Колонная мечеть — первое крупное самостоятельное создание мусульманской архитектуры. Ряд основных памятников позволяет проследить ее развитие и сложение. Достаточно рассмотреть Большую мечеть в Самарре, в Сирии, 846–852 гг. (рис. 254 и 255), мечеть Ибн-Тулуна в Каире, 876–879 гг. (рис. 256; ср. рис. 257) и — одно из самых замечательных произведений мировой архитектуры — мечеть в Кордове. (Построена в течение нескольких строительных периодов: в 786–796 гг. сооружено основное ядро, расширенное в 833–848 гг., в 961–976 гг. и в последний раз в 987–990 гг., двор окончательно оформлен в 957 г. В результате всех этих строительных периодов получилась цельная архитектурно-художественная композиция хорошо сохранившегося здания.) Исходной точкой развития архитектурного типа мусульманской колонной мечети является мечеть Омейядов в Дамаске (т. е. еще глубже — эллинистическо-римско-византийская базиликальная архитектурная композиция). Дальнейшая эволюция состояла в том, что стало расти количество нефов крытого зала. Зал превращается в главную часть, двор, который в мечети Омейядов был больше зала, стал в Большой мечети в Кордове значительно меньше перекрытого помещения. Но до конца развития зал остается открытым на двор и сохраняет характер части двора, или, лучше сказать, сам представляет собой род крытого двора. В более ранних многонефных мечетях внутренними подпорами являются столбы, но потом их заменяют колоннами, которые типичны для архитектурно-художественной композиции колонной мечети, нашедшей себе наиболее полное выражение в Большой мечети в Кордове. В результате описанного развития эллинистическо-римско-византийский базиликальный прототип оказался коренным образом переработанным. Результат этой переработки — Большая мечеть в Кордове и другие аналогичные сооружения — очень похож по общему принципу архитектурного типа и стиля на персидский двор дворцовый тронный зал эпохи Ахеменидов. Мусульманская архитектура является непосредственньм продолжением персидской архитектуры. Византийское зодчество не было исходным пунктом развития архитектурно-художественных принципов зодчества ислама, а только влияло на него. Это влияние было в наиболее существенных пунктах совершенно переработано под воздействием самостоятельных мусульманских архитектурно-композиционных принципов, представляющих собой дальнейшее развитие принципов персидского зодчества эпох Ахеменидов и Сассанидов.

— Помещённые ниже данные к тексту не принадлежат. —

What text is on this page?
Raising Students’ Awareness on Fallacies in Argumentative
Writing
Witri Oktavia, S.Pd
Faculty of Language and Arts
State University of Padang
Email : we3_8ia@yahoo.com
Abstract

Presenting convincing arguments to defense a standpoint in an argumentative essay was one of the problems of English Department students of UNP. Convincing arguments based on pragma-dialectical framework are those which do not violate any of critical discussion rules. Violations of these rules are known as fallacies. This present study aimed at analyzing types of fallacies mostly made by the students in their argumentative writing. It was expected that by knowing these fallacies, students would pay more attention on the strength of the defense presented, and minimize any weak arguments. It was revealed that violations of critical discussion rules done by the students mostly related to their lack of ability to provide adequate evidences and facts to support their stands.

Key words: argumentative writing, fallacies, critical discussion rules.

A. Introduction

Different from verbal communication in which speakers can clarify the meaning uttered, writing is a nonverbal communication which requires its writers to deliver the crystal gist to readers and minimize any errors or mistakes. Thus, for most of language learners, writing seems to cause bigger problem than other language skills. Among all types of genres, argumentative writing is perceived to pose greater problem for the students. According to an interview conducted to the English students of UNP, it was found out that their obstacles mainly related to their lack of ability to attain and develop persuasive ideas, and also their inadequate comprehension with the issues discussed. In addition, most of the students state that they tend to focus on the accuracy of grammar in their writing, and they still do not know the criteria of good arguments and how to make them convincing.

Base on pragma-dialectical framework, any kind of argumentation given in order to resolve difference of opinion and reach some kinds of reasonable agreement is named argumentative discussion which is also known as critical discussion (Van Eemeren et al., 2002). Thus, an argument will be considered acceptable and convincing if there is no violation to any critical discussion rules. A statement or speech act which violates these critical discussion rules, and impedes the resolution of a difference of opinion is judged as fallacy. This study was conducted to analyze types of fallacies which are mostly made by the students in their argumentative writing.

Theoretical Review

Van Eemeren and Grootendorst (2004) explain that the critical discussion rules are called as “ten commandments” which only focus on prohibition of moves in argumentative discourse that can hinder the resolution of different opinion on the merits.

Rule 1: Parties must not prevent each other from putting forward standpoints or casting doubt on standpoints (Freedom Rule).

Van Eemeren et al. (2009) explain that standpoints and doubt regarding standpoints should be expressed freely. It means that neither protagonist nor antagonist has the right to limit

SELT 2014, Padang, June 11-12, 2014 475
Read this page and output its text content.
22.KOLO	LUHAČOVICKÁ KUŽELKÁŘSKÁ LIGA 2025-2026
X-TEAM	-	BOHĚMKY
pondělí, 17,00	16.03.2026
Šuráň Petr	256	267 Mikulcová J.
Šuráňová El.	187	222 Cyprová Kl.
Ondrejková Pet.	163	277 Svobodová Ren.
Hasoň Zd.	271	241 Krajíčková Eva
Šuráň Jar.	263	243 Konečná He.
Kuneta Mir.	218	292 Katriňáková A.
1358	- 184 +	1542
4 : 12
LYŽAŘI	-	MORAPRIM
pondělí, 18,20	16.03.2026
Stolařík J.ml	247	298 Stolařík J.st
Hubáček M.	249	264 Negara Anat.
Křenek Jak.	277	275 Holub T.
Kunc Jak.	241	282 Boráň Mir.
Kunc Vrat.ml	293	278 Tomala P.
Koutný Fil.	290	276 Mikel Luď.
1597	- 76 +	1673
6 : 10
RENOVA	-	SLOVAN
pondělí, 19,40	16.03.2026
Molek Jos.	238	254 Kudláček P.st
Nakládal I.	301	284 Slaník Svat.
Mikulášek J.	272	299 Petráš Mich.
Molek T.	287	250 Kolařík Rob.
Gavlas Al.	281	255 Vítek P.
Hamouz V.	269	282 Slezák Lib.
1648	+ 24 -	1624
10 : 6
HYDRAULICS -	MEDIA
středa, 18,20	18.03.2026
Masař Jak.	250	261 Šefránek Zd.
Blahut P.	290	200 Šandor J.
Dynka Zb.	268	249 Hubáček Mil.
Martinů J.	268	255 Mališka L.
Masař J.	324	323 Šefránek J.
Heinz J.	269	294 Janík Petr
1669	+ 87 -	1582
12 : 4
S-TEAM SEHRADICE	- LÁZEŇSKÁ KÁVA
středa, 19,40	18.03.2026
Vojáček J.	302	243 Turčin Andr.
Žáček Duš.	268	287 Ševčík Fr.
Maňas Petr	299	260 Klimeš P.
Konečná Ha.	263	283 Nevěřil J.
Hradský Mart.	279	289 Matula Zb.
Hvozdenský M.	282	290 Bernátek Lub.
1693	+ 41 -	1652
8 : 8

Рис. 254. План Большой мечети в Самарре
Рис 255. Минарет в Самарре
Рис. 256. Мечеть Ибн-Тулуна в Каире
Рис. 257. Мечеть в Кайруане

Большая мечеть в Кордове (рис. 258 и 259) является очень типичным примером мусульманской колонной мечети и вместе с тем ярко выраженным индивидуальным произведением очень высокого качества. Все это заставляет сосредоточиться именно на этом здании и попытаться более углубленно и детально проанализировать его стиль. Большая мечеть в Кордове, как и большинство других колонных мечетей, не имеет наружной формы в смысле замкнутого трехмерного блока. Зритель видит снаружи только невысокую, но очень растянутую вширь ограду, подобную оградам частных домов в мусульманских городах, скрывающих сад и дом от прохожих на улице. Аналогичный характер имели уже дома в Древнем Вавилоне. От наружных оград частных домов стены мечети в Кордове отличаются только своей вытянутостью по поверхности земли. Аналогичные глухие снаружи стены-ограды имел и дворец Саргона в Хорсабаде и сассанидские дворцы. Общий характер наружного вида этих сооружений принципиально отличается от нашего «дома» с выходящими наружу окнами, окончательно сложившегося только в эпоху Ренессанса в Италии (см. том III). Мечеть в Кордове похожа снаружи на большой двор, обнесенный стеной (она и на самом деле является им), или на крепость типа Мшатта (см. ниже). Сходство с крепостью особенно велико в таких зданиях, как Большая мечеть в Самарре, которая, как Мшатта, имеет много наружных башен и действительно служила крепостью (ср. христианские культовые здания в Сирии — том II — или в Западной Европе в романскую эпоху — том III). Когда здание типа Мшатта или мечети в Кордове очень велико, то оно снаружи кажется целым городом или городком. Снаружи создается впечатление, что стены огораживают и выделяют часть пространства природы. Интересным вариантом является верхнее завершение наружных стен мечети Ибн-Тулуна в Каире, в которой при помощи повторяющегося вдоль всего верхнего края стены динамического орнаментального мотива уничтожается ясность и простота горизонтальной линии. Этим стена дематериализуется и растворяется сверху, сливаясь с её пространством.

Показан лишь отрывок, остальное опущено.